The method flow proceeds to block 508 and the ALU control module 106 determines if the stall condition is complete. If not, the method flow returns to block 508 until the stall condition is complete. In response to the stall condition completing at block 508, the method flow proceeds to block 510 and the ALU control module 106 continues execution of instructions at all stages of the ALU pipeline 108.
Note that not all of the activities or elements described above in the general description are required, that a portion of a specific activity or device may not be required, and that one or more further activities may be performed, or elements included, in addition to those described. Still further, the order in which activities are listed are not necessarily the order in which they are performed. Also, the concepts have been described with reference to specific embodiments. However, one of ordinary skill in the art appreciates that various modifications and changes can be made without departing from the scope of the present disclosure as set forth in the claims below. Accordingly, the specification and figures are to be regarded in an illustrative rather than a restrictive sense, and all such modifications are intended to be included within the scope of the present disclosure.

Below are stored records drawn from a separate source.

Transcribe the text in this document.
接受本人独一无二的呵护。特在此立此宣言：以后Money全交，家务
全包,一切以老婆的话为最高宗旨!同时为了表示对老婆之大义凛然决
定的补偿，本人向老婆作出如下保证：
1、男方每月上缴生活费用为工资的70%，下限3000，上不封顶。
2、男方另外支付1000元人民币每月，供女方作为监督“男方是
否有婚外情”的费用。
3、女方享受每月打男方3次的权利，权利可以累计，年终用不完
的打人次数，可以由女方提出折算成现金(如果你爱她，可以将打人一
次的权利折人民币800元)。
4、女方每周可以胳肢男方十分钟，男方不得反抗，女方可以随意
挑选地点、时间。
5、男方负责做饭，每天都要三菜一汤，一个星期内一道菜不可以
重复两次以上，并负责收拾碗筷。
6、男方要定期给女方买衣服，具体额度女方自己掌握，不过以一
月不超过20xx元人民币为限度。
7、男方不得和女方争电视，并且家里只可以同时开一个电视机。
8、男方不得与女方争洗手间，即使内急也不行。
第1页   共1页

Benefits, other advantages, and solutions to problems have been described above with regard to specific embodiments. However, the benefits, advantages, solutions to problems, and any feature(s) that may cause any benefit, advantage, or solution to occur or become more pronounced are not to be construed as a critical, required, or essential feature of any or all the claims. Moreover, the particular embodiments disclosed above are illustrative only, as the disclosed subject matter may be modified and practiced in different but equivalent manners apparent to those skilled in the art having the benefit of the teachings herein. No limitations are intended to the details of construction or design herein shown, other than as described in the claims below. It is therefore evident that the particular embodiments disclosed above may be altered or modified and all such variations are considered within the scope of the disclosed subject matter. Accordingly, the protection sought herein is as set forth in the claims below.